Most of us (hopefully) have a daily practice of cleaning our teeth, bathing our bodies and eliminating wastes. Part of life is cleaning out the old to make way for the new. Just as a garden needs to be routinely weeded to allow the flowers to grow unfettered, the clutter that can accumulate in our minds must also be cleared out.
Throughout our daily lives our minds can gather “dust” that can obscure our mental vision and make it a challenge to see the world clearly. There are many different ways to “dust” out the distortions that if allowed to persist, can further perpetuate our suffering.

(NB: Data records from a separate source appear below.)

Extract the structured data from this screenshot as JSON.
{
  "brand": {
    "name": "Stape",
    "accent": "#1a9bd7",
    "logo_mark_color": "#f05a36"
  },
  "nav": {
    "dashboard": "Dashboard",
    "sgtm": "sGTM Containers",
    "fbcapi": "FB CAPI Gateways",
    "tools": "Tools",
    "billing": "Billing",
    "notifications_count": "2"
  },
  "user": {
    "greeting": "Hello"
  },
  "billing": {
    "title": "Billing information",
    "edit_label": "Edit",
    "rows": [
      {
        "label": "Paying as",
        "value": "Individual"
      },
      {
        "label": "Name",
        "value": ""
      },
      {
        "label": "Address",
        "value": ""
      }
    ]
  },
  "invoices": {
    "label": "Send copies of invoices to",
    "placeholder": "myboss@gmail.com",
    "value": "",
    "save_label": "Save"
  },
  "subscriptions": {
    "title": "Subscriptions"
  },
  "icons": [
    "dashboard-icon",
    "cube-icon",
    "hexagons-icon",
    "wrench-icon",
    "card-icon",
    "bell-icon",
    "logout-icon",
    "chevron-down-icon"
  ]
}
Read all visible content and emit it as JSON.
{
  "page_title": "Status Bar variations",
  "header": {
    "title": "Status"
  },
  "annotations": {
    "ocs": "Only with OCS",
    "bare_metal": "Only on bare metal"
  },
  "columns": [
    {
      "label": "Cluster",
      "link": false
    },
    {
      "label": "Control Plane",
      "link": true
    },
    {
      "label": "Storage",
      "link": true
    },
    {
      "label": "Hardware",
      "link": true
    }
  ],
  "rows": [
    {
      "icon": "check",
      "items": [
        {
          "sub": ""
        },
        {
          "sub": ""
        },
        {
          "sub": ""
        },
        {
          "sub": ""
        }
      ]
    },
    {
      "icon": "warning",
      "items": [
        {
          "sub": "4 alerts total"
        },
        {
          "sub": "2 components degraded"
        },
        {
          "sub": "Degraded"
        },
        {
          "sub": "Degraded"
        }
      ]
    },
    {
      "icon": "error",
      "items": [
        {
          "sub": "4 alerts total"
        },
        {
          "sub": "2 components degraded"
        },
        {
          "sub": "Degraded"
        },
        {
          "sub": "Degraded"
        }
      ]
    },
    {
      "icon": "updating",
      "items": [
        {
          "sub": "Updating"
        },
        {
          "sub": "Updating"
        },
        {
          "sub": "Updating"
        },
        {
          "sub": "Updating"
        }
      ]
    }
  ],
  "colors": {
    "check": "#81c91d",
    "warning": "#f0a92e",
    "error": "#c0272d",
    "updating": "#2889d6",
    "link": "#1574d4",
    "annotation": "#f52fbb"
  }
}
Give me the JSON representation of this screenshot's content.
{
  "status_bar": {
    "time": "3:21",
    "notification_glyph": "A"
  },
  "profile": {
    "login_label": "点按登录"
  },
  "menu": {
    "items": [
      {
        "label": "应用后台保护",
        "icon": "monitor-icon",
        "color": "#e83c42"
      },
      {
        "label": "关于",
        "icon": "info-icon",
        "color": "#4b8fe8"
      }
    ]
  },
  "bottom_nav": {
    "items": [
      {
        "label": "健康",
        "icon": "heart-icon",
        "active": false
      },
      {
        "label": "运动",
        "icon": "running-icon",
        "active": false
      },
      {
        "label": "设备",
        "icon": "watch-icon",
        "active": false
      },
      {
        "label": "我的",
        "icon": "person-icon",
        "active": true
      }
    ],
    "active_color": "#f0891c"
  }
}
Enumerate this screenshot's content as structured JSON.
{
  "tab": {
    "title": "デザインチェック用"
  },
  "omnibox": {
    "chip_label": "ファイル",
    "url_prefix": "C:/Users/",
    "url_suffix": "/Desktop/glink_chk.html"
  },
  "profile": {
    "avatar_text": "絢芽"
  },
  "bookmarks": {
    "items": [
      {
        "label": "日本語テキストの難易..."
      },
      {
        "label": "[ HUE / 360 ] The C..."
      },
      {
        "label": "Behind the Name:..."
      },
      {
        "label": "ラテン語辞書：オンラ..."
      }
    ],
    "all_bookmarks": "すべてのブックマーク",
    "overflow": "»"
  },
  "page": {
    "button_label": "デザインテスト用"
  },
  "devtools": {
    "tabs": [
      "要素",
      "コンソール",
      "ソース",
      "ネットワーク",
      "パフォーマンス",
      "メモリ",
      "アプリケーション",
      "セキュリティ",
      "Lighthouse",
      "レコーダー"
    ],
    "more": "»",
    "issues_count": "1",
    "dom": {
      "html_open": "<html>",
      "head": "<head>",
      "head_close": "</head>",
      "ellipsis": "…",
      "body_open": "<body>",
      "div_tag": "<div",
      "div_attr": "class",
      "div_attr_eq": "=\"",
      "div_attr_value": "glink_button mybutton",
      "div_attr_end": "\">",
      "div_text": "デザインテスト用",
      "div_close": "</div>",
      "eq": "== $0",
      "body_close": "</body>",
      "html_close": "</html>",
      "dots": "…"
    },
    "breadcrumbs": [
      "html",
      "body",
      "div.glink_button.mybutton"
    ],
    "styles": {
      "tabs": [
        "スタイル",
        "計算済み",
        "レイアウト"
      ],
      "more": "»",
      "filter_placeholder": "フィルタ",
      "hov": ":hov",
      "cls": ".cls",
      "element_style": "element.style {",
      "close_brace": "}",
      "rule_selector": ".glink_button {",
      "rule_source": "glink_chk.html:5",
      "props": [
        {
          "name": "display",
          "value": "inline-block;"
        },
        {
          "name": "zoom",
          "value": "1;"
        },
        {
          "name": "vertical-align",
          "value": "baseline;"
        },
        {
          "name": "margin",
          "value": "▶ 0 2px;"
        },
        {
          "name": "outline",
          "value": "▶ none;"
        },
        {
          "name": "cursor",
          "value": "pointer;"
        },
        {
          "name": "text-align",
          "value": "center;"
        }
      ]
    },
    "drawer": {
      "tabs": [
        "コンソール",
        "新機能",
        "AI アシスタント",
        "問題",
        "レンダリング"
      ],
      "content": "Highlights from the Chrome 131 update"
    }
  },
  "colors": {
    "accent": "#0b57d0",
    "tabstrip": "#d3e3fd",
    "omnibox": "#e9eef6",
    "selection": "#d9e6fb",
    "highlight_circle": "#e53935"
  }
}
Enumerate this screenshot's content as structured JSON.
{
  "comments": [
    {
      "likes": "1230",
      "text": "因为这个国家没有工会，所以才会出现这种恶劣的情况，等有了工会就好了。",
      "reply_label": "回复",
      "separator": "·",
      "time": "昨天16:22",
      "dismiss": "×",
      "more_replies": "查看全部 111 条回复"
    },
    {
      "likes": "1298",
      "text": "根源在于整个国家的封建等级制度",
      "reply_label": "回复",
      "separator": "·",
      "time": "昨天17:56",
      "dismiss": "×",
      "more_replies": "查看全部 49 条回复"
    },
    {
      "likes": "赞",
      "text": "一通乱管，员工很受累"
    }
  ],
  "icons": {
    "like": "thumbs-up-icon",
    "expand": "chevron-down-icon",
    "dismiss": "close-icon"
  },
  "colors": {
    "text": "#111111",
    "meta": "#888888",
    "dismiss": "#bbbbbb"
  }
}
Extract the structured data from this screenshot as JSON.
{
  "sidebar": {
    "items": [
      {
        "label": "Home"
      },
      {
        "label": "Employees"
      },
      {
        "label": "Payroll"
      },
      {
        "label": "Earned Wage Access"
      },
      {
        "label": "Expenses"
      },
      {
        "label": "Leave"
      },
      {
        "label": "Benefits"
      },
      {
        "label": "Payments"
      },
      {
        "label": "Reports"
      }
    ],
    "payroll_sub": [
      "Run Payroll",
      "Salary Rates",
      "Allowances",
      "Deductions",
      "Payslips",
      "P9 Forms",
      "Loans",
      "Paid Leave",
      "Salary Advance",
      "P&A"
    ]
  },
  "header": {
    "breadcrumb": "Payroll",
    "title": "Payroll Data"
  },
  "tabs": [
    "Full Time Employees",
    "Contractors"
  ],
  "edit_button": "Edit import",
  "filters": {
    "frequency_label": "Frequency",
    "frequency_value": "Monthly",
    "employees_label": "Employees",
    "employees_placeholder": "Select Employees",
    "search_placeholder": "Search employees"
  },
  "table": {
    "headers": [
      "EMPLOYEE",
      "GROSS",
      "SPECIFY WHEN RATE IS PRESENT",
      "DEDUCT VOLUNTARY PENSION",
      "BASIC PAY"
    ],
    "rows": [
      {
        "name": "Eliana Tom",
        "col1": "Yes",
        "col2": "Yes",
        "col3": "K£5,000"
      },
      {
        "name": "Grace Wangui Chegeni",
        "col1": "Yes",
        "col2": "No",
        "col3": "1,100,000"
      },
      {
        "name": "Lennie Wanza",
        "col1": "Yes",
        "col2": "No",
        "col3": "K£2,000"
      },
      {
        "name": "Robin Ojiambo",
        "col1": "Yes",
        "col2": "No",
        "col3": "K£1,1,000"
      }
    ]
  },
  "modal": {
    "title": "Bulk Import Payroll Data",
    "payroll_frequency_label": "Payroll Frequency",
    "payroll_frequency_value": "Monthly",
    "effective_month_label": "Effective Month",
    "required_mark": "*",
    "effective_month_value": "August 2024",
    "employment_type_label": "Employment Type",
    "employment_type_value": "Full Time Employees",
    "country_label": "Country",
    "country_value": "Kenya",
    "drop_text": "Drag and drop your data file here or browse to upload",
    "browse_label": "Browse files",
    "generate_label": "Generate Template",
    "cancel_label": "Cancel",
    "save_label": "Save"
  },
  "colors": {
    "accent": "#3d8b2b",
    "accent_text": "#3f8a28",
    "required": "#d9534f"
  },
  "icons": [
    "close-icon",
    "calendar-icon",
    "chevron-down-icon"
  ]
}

Meditation is one form of cleaning the mind. Many believe that meditation is a still mind. While meditation can induce a greater sense of stillness, it is the mind’s work to continually move and process, much like it is the heart’s job to beat and pump blood. There may be times when the heart races, other times when it is slow and steady. Just as the heart beats, the mind moves. Trying to stop the mind is like trying to stop your heart.
Meditation is the practice of allowing the mind to move, without attaching to the thoughts that it generates. I’ve heard several analogies for ways to allow without attaching, find the ones that work best for you. One is to imagine your thoughts as clouds moving across the sky of your mind. Another could be watching water moving along a river.
It can be a challenge to sit without wanting to push, if that is your tendency. Be aware of this tendency, be present with it. What we resist persists, so it is by allowing this tendency to push on without attaching to it is one of the keys to success.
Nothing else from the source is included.